Age, APOE4 genotype, and female sex are top risk factors for AD. Our previous studies demonstrated that the bioenergetic shifts occurring in the perimenopausal female brain could contribute to an increased AD risk in women. We also observed substantial sex disparities in brain bioenergetic trajectories in normal aging mice. The goal of this study is to determine the sex differences in the impact of APOE genotype on AD at-risk phenotypes during brain aging. Female and male, APOE3- and APOE4 targeted replacement (TR) mice were assessed for: (a) bioenergetic-, inflammatory-, and AD pathology-related gene expression in hippocampus followed by bioinformatic analysis, and (b) key metabolic parameters in the periphery.
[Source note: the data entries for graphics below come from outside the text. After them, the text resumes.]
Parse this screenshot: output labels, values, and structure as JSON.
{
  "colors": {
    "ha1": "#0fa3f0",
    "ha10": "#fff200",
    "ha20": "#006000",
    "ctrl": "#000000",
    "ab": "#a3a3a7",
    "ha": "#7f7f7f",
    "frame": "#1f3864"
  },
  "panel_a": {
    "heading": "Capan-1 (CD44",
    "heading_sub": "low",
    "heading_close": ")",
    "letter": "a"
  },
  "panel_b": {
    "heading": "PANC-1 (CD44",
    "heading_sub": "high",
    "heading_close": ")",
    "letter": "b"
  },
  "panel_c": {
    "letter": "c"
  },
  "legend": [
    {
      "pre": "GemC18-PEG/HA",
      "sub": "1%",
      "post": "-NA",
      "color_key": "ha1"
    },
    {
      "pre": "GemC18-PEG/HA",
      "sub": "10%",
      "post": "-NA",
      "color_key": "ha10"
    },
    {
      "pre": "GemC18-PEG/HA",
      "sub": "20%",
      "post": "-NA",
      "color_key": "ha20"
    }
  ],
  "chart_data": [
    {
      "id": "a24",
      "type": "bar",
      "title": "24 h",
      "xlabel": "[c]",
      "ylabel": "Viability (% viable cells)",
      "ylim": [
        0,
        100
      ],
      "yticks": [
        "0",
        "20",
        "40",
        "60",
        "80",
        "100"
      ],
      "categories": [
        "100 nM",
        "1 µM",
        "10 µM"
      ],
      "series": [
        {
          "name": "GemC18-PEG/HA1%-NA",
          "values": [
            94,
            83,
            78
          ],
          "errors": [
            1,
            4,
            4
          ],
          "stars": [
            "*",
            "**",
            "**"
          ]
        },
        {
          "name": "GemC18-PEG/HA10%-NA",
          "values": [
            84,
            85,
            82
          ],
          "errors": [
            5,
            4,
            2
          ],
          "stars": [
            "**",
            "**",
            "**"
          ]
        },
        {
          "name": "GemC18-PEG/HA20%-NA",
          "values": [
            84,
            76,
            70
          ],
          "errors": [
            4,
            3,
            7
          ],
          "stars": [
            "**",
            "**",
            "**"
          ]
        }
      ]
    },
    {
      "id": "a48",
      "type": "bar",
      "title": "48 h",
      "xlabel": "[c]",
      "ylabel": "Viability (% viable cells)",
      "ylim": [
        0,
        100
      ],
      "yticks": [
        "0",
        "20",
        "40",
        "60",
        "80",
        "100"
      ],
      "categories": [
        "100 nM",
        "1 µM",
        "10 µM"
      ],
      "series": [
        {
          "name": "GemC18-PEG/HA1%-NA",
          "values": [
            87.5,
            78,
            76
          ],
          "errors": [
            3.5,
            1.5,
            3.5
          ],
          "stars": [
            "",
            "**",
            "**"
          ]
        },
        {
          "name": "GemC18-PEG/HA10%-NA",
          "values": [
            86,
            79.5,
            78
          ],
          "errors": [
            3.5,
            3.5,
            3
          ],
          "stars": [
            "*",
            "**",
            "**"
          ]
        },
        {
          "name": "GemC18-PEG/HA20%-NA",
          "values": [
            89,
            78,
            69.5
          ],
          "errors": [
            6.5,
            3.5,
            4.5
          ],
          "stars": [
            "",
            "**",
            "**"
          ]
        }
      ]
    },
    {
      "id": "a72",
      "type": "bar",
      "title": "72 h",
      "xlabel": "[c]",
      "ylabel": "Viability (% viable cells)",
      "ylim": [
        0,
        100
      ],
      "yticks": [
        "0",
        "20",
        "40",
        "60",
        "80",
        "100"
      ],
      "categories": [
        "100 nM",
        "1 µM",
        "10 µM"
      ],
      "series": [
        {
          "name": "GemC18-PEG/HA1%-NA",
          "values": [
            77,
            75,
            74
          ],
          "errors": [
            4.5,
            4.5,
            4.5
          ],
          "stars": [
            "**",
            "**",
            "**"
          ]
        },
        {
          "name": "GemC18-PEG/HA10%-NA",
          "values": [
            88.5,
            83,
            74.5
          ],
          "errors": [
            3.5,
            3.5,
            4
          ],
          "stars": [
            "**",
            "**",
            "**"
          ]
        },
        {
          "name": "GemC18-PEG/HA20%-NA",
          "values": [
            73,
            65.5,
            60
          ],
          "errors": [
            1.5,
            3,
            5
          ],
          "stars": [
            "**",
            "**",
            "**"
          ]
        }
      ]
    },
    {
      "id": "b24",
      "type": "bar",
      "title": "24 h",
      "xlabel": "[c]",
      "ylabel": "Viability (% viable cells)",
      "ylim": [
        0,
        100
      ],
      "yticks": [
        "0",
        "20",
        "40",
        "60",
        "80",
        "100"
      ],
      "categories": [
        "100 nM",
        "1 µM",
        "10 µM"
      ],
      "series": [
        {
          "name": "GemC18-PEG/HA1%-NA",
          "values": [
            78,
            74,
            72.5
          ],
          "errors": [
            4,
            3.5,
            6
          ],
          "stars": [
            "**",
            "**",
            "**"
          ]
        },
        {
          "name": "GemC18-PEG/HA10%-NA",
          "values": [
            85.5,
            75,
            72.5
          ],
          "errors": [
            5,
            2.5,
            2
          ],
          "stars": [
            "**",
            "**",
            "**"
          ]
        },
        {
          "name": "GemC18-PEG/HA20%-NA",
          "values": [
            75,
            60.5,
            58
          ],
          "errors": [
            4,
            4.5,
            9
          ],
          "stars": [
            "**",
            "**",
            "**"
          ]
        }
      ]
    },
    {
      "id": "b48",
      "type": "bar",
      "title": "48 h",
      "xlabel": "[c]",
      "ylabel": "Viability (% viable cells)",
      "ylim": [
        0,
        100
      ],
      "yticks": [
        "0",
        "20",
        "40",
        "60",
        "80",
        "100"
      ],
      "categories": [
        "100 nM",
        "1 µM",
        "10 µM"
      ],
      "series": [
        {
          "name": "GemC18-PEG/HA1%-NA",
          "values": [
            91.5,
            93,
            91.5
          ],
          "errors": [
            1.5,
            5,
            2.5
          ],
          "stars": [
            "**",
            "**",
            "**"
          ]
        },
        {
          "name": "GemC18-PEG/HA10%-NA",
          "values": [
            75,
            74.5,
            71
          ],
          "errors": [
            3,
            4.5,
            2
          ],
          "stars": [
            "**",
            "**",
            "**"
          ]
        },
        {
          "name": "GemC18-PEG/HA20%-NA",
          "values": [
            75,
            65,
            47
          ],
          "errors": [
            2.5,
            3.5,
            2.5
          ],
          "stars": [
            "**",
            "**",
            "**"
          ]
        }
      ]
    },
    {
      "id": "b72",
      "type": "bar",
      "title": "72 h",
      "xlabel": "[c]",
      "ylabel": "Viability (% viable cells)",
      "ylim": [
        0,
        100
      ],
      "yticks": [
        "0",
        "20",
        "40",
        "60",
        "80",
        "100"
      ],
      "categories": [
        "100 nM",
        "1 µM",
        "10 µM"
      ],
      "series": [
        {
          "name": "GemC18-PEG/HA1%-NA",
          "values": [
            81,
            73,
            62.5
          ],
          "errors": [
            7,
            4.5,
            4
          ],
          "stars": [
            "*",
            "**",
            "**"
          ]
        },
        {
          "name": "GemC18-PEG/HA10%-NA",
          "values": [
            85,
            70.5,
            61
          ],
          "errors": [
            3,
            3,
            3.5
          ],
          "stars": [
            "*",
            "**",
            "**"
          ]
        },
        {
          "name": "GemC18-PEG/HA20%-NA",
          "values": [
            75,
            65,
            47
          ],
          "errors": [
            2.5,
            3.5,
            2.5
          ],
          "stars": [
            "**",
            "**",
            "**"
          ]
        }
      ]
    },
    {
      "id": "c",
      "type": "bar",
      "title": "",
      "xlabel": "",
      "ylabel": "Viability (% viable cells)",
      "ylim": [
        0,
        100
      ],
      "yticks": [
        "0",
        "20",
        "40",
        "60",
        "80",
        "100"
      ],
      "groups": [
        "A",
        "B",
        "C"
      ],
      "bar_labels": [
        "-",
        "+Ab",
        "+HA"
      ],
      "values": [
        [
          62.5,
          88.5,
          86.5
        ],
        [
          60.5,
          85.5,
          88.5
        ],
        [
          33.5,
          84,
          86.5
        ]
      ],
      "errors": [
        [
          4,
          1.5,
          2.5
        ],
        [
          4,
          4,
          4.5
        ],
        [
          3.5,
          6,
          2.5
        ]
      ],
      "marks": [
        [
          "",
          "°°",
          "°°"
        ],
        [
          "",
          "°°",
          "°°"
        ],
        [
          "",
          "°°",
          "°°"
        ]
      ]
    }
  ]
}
Functional assessments are undergoing, including: (a) FDG-microPET for cerebral glucose metabolism, (b) brain mitochondrial function, and (c) glucose tolerance test for peripheral metabolism. Gene expression analyses revealed that female APOE4 mice at pre-menopause age (6-month old) exhibited a significantly different bioenergetic profile relative to APOE3 controls: APOE4 mice showed a higher expression of genes involved in mitochondrial oxidative phosphorylation, mitochondrial membrane transport, and mitochondrial fusion. These changes in female APOE4 brains could represent an adaptive response to deficits in brain glucose availability and a shift in energy fuels from glucose to ketone bodies and glucose. This hypothesis is further supported by: (a) APOE4 mice had lower levels of plasma glucose in both sexes while the higher levels of ketone bodies and triglycerides were only seen in the females; (b) both APOE3 and APOE4 females had lower peripheral glucose levels and higher ketone body levels than their genotype-matched male counterparts, indicating a potential earlier shift in bioenergetic fuel usage in females. These findings suggest that APOE4 genotype interacts with the age-related decline in glucose metabolism and the bioenergetic shift to alternative fuels, particularly in females. Outcomes of this study will provide mechanistic details of the APOE4 genetic burden on the sex-differentiated bioenergetic fluctuation during aging and its contribution to higher AD risks in women. This work was supported by NIA 5P01AG026572 to RDB and Alzheimer's Association SAGA-17–419459 to RDB.